Re: XFS: possible memory allocation deadlock in kmem_alloc (mode:0x250)

From: Ben Myers <bpm@sgi.com>
To: Dave Chinner <david@fromorbit.com>
Cc: Emmanuel Lacour <elacour@easter-eggs.com>, xfs@oss.sgi.com
Subject: Re: XFS: possible memory allocation deadlock in kmem_alloc (mode:0x250)
Date: Wed, 11 Dec 2013 14:22:26 -0600	[thread overview]
Message-ID: <20131211202226.GH1935@sgi.com> (raw)
In-Reply-To: <20131203125057.GU10988@dastard>

On Tue, Dec 03, 2013 at 11:50:57PM +1100, Dave Chinner wrote:
> On Tue, Dec 03, 2013 at 10:53:58AM +0100, Emmanuel Lacour wrote:
> > On Thu, Nov 28, 2013 at 09:05:21PM +1100, Dave Chinner wrote:
> > > On Thu, Nov 28, 2013 at 10:13:22AM +0100, Emmanuel Lacour wrote:
> > > > 
> > > > Dear XFS users,
> > > > 
> > > > 
> > > > I run a Ceph cluster using XFS on Debian wheezy servers and Linux 3.10
> > > > (debian backports).

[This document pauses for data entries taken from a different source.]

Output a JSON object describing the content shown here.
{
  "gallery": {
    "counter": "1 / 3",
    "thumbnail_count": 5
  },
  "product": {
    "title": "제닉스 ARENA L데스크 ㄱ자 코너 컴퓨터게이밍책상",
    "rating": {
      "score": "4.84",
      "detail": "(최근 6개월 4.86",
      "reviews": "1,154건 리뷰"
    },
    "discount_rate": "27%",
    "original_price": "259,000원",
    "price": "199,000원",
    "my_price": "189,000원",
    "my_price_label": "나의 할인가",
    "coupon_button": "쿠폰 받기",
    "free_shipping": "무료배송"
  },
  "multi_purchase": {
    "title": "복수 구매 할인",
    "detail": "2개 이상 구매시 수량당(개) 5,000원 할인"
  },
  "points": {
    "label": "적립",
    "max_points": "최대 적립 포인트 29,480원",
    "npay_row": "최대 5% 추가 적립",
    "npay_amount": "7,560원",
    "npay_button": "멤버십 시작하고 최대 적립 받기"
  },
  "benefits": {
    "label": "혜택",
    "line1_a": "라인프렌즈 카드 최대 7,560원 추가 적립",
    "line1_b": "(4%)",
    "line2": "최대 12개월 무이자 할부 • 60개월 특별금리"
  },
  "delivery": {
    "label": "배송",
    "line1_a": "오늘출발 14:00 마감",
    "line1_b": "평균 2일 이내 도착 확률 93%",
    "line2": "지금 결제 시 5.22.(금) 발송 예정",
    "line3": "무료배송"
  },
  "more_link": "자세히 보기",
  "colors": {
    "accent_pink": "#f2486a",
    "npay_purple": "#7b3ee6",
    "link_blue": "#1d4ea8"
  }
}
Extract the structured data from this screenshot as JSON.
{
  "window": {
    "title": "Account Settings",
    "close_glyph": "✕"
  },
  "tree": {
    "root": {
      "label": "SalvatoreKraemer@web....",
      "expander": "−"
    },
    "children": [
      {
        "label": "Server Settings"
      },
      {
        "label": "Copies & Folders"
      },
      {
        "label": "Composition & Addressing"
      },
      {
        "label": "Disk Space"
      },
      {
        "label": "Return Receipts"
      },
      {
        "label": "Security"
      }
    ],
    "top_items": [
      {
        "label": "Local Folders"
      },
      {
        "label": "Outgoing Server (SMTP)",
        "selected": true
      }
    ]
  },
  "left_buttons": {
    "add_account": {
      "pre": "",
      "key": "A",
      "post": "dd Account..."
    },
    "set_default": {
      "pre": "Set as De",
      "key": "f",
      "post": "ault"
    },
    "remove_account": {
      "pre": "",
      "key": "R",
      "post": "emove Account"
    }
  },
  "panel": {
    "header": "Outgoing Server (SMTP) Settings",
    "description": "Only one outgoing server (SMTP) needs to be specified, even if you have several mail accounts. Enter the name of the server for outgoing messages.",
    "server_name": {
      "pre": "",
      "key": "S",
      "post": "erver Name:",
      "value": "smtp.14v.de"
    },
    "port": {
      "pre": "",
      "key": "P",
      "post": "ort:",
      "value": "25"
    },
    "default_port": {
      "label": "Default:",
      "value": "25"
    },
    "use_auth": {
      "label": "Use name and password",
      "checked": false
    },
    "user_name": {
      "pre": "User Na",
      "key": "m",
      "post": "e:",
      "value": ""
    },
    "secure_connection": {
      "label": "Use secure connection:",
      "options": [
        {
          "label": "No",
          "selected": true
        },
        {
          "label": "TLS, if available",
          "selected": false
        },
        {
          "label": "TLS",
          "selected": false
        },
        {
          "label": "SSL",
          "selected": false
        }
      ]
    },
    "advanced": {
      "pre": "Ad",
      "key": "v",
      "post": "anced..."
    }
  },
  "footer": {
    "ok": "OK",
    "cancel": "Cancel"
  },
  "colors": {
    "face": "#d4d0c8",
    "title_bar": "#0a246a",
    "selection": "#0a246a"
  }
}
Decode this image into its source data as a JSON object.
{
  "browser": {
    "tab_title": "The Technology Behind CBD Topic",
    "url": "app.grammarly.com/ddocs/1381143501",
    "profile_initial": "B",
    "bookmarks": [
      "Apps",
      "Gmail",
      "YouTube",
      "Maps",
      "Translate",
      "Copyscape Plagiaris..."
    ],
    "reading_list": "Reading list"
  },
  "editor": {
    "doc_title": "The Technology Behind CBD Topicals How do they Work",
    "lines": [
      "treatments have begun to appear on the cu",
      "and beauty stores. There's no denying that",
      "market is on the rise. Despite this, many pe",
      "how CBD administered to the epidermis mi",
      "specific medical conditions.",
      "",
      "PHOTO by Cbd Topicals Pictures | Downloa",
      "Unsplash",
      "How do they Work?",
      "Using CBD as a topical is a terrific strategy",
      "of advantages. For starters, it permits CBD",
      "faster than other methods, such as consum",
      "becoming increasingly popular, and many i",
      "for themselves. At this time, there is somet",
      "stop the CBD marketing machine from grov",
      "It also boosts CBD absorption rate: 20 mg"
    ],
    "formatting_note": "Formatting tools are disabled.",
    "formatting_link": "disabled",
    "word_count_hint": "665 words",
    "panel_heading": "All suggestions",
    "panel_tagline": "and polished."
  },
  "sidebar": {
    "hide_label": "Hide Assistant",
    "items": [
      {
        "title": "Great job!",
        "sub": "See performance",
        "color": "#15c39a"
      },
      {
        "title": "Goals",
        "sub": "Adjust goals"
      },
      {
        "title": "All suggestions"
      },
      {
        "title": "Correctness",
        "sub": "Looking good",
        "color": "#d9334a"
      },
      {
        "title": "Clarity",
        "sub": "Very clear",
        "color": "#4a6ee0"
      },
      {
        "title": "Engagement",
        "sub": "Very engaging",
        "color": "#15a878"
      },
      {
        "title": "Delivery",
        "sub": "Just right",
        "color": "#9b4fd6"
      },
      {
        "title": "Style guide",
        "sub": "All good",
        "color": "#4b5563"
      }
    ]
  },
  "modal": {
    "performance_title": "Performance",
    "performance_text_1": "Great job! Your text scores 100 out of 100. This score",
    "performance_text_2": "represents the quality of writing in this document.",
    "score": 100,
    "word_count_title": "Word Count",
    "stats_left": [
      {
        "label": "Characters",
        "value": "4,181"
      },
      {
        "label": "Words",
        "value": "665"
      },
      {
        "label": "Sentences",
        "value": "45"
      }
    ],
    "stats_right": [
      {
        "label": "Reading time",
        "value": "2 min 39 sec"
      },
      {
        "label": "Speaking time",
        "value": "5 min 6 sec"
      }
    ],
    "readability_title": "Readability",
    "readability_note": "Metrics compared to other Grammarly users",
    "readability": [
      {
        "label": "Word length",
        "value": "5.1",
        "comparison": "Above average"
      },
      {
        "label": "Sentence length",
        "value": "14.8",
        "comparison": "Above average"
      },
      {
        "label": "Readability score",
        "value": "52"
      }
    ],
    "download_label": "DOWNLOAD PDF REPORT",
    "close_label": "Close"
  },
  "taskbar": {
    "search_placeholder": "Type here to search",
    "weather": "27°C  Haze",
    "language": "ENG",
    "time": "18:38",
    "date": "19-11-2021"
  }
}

I see the following line in our logs:
> > > > 
> > > > XFS: possible memory allocation deadlock in kmem_alloc (mode:0x250)
> > > > 
> > > > does this reveal a problem in my setup or may I ignore it? If it's a
> > > > problem, can someone give me any hint on solving this?
> > > 
> > > It might be, but you need to provide more information for us to be
> > > able to make any intelligent comment on the message. Start here:
> > > 
> > > http://xfs.org/index.php/XFS_FAQ#Q:_What_information_should_I_include_when_reporting_a_problem.3F
> > > 
> > 
> > 
> > The problem continue and crashed my ceph cluster again, so here is all
> > the informations said in the FAQ:
> > 
> > http://people.easter-eggs.org/~manu/xfs.log
> 
> OK, 32GB RAM, no obvious shortage, no dirty or writeback data.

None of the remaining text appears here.